Разговор этот еще не кончился, когда блохолов снова появился в дверях. Без всяких церемоний, видимо в чрезвычайном ажиотаже, прихрамывая и поправляя пенсне, он бросился прямо к нам:
— Простите, Александр Саввич, но я не могу задерживаться ни одной секунды. Я должен немедленно ехать. Я даже вызвал таксомотор. Дело в том, что она… только что скончалась!
— Скончалась! — ахнули дамы. — Что вы говорите? Какой ужас! Кто скончался?
— Рысь! — отрезал человечек, вытаскивая блокнот.
— Рысь? Какая рысь? Где?
— Боуотная! — с непонятным торжеством ответил он. — В том-то и дело, что боуотная! Что значит где? На Пресне! В зоологическом! Я должен ее обловить! На ней могут быть бубхи. Буохй с боуотной рыси нет даже у Джона Моргана! Так я пошлю ему эту буоху! Я!
В передней, торопясь и волнуясь, он укутал тощую шею кашне, наколотил на ноги калоши, надел пальто и, фыркнув, исчез.
Прошло еще три года. Настал незабываемый 19-й. Наши войска начали гнать Колчака. У нас на границе тайги и тундры, где я воевал, половодье только что кончилось. Стали чуть-чуть намечаться таежные тропы, обсыхать поймы рек. Надо было быстро установить разорванную весной связь между частями, обревизовать тылы, передать им новые радостные вести.
Я, как комиссар бригады, поехал по ее полкам. Почти два месяца, в глубоком тылу у Колчака, эти полки сражались каждый на свой страх и риск, каждый — в своем углу этого дремучего края.

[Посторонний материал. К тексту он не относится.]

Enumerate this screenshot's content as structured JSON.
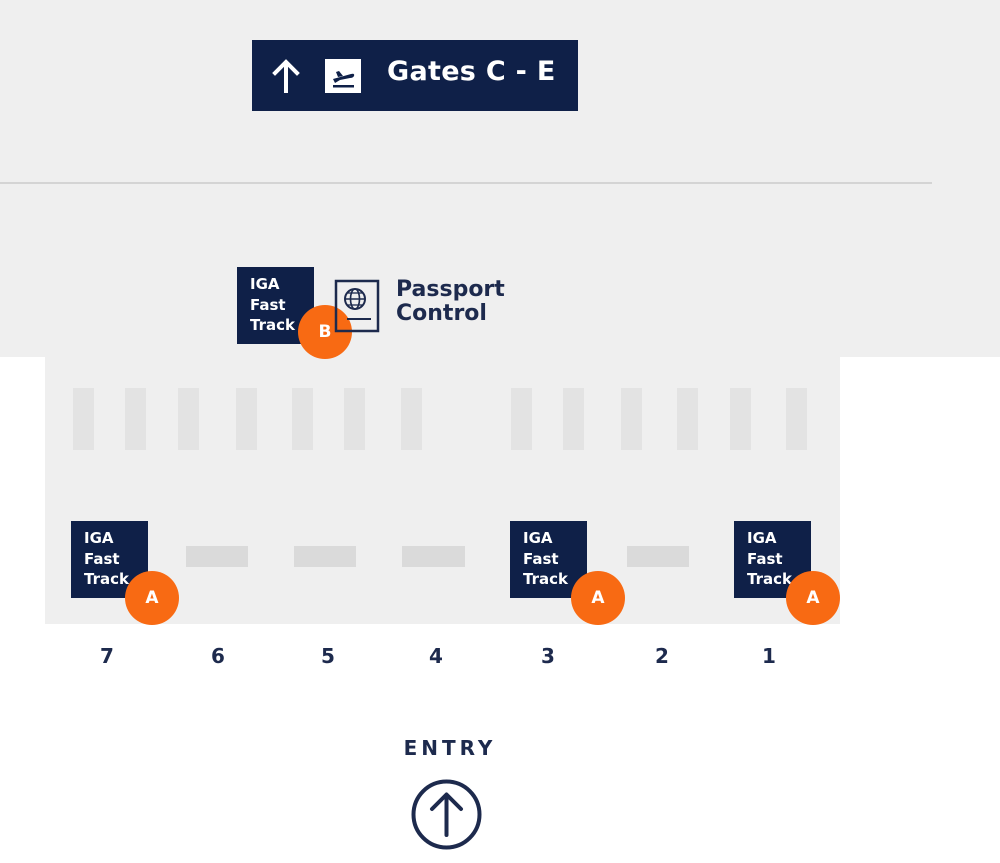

Сначала я направился в 202-й полк, которым командовал превосходный парень, бывший фельдфебель Григоров. Как оказалось, потери в полку за последнее время были не так уж велики, а прибыли — перебежчиков от Колчака — порядочно. Правда, среди них удалось обнаружить и «ликвидную», как выразился Григоров, четырех опасных шпионов.
Полк держал фронт на глухой таежной речке, многоводной и сердитой, как все замечательные сибирские реки. Звали ее коротко — Уна.
По рассказам местных жителей, где-то в ее долине, совсем близко, но, к сожалению, все же на стороне белых, осенним паводком из вечной мерзлоты частично вымыло тушу мамонта. Он так и остался там, наполовину вмерзший в грунт древний великан. В полку смеялись, что Григоров теперь костьми ляжет, но отбросит белых, лишь бы увидеть это чудо: он был удивительно любознателен, этот большой, суровый человек.
Я пробыл в частях до вечера, а ночь проспал так славно, что не слышал даже зуда и гуденья комаров.
Утром меня разбудил Григоров. Белобровое и белоусое обветренное лицо его было озабоченно.
— Комиссар, а комиссар! — говорил он, двигая то туда, то сюда, как рычаг, мою еще сонную ногу. — Будь другом, встань! Пойдем в трибунал, не то его ликвидируют!
— Кого?
— Шпиона, чтоб ему пусто было!
— Вот тебе на! — изумился я. — С каких это пор ты за шпионов стал заступаться?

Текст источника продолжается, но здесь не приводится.